Os principais candidatos a prefeito de Palmas, Araguaína e Gurupi em 2020

Nos bastidores da política, já se cogita o futuro de algumas gestões municipais, principalmente pelos agentes políticos que ficarão sem mandato a partir de 2019

Cinthia Ribeiro, Carlos Amastha e Josi Nunes | Fotos: Reprodução

Ao contrário do que muitos pensam, as eleições municipais de 2020 já estão na pauta dos políticos. Se o eleitorado sequer absorveu o impacto das eleições de 2018, nos bastidores da política já se cogita o futuro de algumas prefeituras, principalmente pelos agentes políticos que ficarão sem mandato a partir de 2019.

Em Araguaína, cidade polo do Norte do Estado do Tocantins, o que não falta são candidatos. Os deputados federais Lazaro Botelho (PP) e Cesar Halum (PRB), que não foram reeleitos em 2018, são candidatos naturais. Contudo, ambos são parceiros, cultivam alianças políticas e dificilmente se enfrentariam. Um dos dois, portanto, estaria fora da disputa.

O atual prefeito Ronaldo Dimas (sem partido) já foi reeleito e participará do processo apenas na condição de aliado. Entretanto, na presente data, é difícil definir o nome que apoiará.

Além deles, outros dois deputados estaduais representantes da cidade, Olyntho Neto (PSDB) e Elenil da Penha (MDB), são nomes fortes para a disputa. Evidentemente, outros líderes poderão pleitear o cargo, como o vereador Marcus Marcelo (PR) e até mesmo o ex-prefeito de Palmas Carlos Amastha (PSB).

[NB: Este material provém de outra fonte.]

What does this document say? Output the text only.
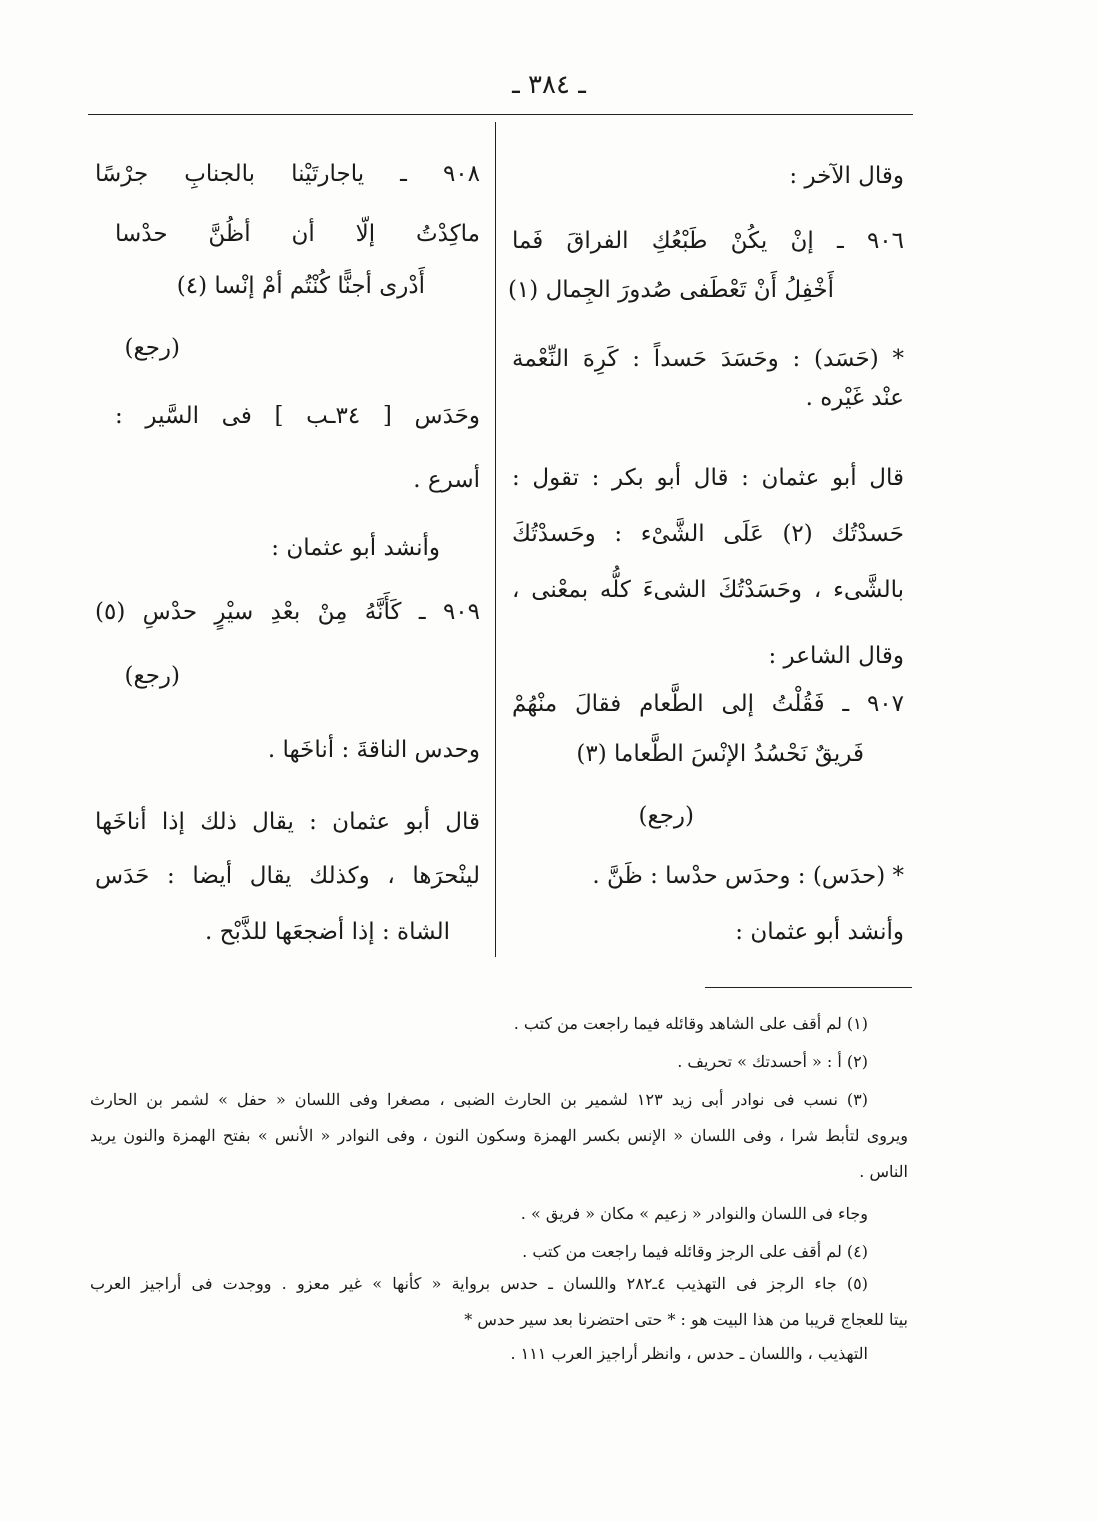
ـ ٣٨٤ ـ
وقال الآخر :
٩٠٦ ـ إنْ يكُنْ طَبْعُكِ الفراقَ فَما
أَخْفِلُ أَنْ تَعْطَفى صُدورَ الجِمال (١)
* (حَسَد) : وحَسَدَ حَسداً : كَرِهَ النِّعْمة
عنْد غَيْره .
قال أبو عثمان : قال أبو بكر : تقول :
حَسدْتُك (٢) عَلَى الشَّىْء : وحَسدْتُكَ
بالشَّىء ، وحَسَدْتُكَ الشىءَ كلُّه بمعْنى ،
وقال الشاعر :
٩٠٧ ـ فَقُلْتُ إلى الطَّعام فقالَ منْهُمْ
فَريقٌ نَحْسُدُ الإنْسَ الطَّعاما (٣)
(رجع)
* (حدَس) : وحدَس حدْسا : ظَنَّ .
وأنشد أبو عثمان :
٩٠٨ ـ ياجارتَيْنا بالجنابِ جرْسًا
ماكِدْتُ إلّا أن أظُنَّ حدْسا
أَدْرى أجنًّا كُنْتُم أمْ إنْسا (٤)
(رجع)
وحَدَس [ ٣٤ـب ] فى السَّير :
أسرع .
وأنشد أبو عثمان :
٩٠٩ ـ كَأَنَّهُ مِنْ بعْدِ سيْرٍ حدْسِ (٥)
(رجع)
وحدس الناقةَ : أناخَها .
قال أبو عثمان : يقال ذلك إذا أناخَها
لينْحرَها ، وكذلك يقال أيضا : حَدَس
الشاة : إذا أضجعَها للذَّبْح .
(١) لم أقف على الشاهد وقائله فيما راجعت من كتب .
(٢) أ : « أحسدتك » تحريف .
(٣) نسب فى نوادر أبى زيد ١٢٣ لشمير بن الحارث الضبى ، مصغرا وفى اللسان « حفل » لشمر بن الحارث
ويروى لتأبط شرا ، وفى اللسان « الإنس بكسر الهمزة وسكون النون ، وفى النوادر « الأنس » بفتح الهمزة والنون يريد
الناس .
وجاء فى اللسان والنوادر « زعيم » مكان « فريق » .
(٤) لم أقف على الرجز وقائله فيما راجعت من كتب .
(٥) جاء الرجز فى التهذيب ٤ـ٢٨٢ واللسان ـ حدس برواية « كأنها » غير معزو . ووجدت فى أراجيز العرب
بيتا للعجاج قريبا من هذا البيت هو : * حتى احتضرنا بعد سير حدس *
التهذيب ، واللسان ـ حدس ، وانظر أراجيز العرب ١١١ .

Na impossibilidade de disputar a prefeitura que renunciou em 2018, Amastha ameaça transferir seu domicilio eleitoral para a capital do boi, onde angariou muitos votos nas eleições para governador e goza de um certo prestígio entre a população.

Em Gurupi, o cenário é diferente. Não há tantos candidatos como na cidade do Norte. A deputada federal Josi Nunes (Pros), sem mandato a partir de 2019, é forte candidata. Todavia, é necessário superar os entraves jurídicos da legislação eleitoral, uma vez que sua mãe, Dolores Nunes (MDB), é a atual vice-prefeita de Gurupi. Há poucos concorrentes de peso, mesmo porque o atual prefeito, Laurez Moreira (PSDB), já foi reeleito e estará fora da disputa.

Entretanto, os tucanos têm uma peça nova no tabuleiro, que surgiu após as eleições de outubro: o empresário do ramo frigorífico Oswaldo Stival, que foi candidato a vice-governador na chapa encabeçada por Carlos Amastha. Stival fez uma campanha ao estilo vereador, andando de casa em casa, apertando a mão de cada eleitor, tomando café frio, pegando menino sujo no colo e, por fim, pedindo votos. É um dos nomes fortes para a disputa no Sul do Estado.

Por fim, na capital do Estado do Tocantins, o que não falta são pretendes ao Paço Municipal de Palmas. A prefeita Cinthia Ribeiro (PSDB) é candidata natural à reeleição e, conforme o andar da carruagem, pode ser forte concorrente. Dependerá muito da articulação política que fizer durante os dois anos que ainda lhe restam.

Outro forte concorrente é o vice-governador Wanderlei Barbosa (PHS), que já demonstrou nítido interesse em governar a capital. Suas chances passam, porém, pela gestão do governador Mauro Carlesse (PHS) nos próximos dois anos.

Além dos dois, podem surgir nomes tradicionais, como Raul Filho (PDT), Marcelo Lelis (PV) e até mesmo o deputado estadual reeleito em 2018, que foi o segundo prefeito de Palmas ainda no ano de 1992, Eduardo Siqueira Campos (DEM).

Naturalmente, outros nomes poderão surgir com o decorrer do tempo. Entretanto, os interessados em se tornar gestores das três maiores cidades do Tocantins são os mencionados.

Favoritismos à parte, azarões correndo por fora, as chances de cada um estão vinculadas às suas condutas, o não envolvimento em processos criminais e, principalmente, aos discursos centrados ou verborragias que proferirem no decorrer dos próximos meses.